Last Updated on April 30, 2013 by FERS Disability Attorney
Whether it is old age which makes for intransigence, or whether it is a lifetime of habitual living which makes for difficulty in changing the course of one’s future, will never be completely answered.
Youth better tends to possess the capacity to adapt and change as the malleability of circumstances confront an individual. Old age — or those who euphemistically are identified as being “mature” — has the unfortunate effect of being entrenched in the ways of routine and unchanging, repetitive actions.
Perhaps the early requirement of being able to “multi-task” — of performing a variety of bombardments of sensory overloads on smartphones, iPads, computers, etc. — will have a positive impact upon society in the end, by allowing for quick and effective adaptation in an ever-changing environment. Perhaps the penultimate, Darwinian evolution is taking place before our very eyes: cognitive adaptation, where those who fail to change quickly and with each altering circumstance be able to parallel the change, will fail to survive in this high-paced, technological society.
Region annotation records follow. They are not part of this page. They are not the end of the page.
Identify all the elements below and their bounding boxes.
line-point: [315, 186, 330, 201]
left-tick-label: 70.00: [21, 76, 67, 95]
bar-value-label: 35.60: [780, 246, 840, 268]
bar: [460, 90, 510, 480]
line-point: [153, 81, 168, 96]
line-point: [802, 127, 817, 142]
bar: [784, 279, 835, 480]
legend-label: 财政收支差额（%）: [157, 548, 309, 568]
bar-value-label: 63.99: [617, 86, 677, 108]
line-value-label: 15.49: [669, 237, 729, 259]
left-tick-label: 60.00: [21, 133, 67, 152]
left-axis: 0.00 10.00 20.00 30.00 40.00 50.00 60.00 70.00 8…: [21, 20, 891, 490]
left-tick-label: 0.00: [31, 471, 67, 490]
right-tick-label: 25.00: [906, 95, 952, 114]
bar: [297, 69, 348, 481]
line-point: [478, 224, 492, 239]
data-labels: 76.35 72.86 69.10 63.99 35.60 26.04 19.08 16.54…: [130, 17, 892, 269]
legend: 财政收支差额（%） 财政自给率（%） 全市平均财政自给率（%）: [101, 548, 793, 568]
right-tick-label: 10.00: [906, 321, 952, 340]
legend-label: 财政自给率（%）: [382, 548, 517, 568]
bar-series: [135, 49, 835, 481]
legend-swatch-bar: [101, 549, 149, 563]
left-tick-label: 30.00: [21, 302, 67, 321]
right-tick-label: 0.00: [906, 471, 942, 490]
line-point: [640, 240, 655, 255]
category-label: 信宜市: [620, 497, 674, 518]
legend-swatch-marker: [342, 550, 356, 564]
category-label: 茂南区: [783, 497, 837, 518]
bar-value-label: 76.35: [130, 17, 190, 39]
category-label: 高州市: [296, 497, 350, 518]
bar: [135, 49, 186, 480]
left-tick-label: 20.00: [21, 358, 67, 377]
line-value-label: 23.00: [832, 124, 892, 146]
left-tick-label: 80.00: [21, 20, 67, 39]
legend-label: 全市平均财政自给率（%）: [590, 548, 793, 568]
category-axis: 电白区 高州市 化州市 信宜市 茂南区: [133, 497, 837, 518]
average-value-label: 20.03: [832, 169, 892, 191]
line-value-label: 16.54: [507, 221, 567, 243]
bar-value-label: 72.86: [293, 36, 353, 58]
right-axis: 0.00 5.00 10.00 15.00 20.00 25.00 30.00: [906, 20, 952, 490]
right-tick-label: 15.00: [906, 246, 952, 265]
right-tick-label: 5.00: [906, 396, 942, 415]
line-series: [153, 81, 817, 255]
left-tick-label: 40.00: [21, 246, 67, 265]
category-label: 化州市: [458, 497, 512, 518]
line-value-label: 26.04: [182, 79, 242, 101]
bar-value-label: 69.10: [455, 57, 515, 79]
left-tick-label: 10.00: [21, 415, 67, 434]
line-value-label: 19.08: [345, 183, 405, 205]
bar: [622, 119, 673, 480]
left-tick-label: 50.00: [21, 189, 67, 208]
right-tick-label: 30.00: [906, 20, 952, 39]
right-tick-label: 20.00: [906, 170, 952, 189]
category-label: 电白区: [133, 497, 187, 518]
The multiple “perhaps”, of course, still leave a healthy doubt; culture, stability, sameness — there are positive things to be said about the “old” ways.
In preparing, formulating, and filing for Federal Disability Retirement benefits from the U.S. Office of Personnel Management, whether it is under FERS or CSRS, the most difficult step for the Federal or Postal employee is to recognize and adapt to the change which will occur, does occur — and must occur.
The old habit of thinking that one’s career with the Federal government, or the U.S. Postal Service, necessarily means a lifetime of commitment, must alter; the paradigm which one walked around with, that a single career in life marked one’s character of commitment and stability, needs to be transformed. For, ultimately, Federal Disability Retirement allows for a new beginning: of having that rehabilitative period to take care of one’s medical conditions, while concurrently allowing for contemplation of a second, albeit different, type of vocation for the future.
Whatever one’s age, Federal Disability Retirement has the potential for a brighter tomorrow. It is a benefit which can allow for a new beginning, and once taken, the Federal or Postal employee will perhaps see that the old ways weren’t so attractive after all.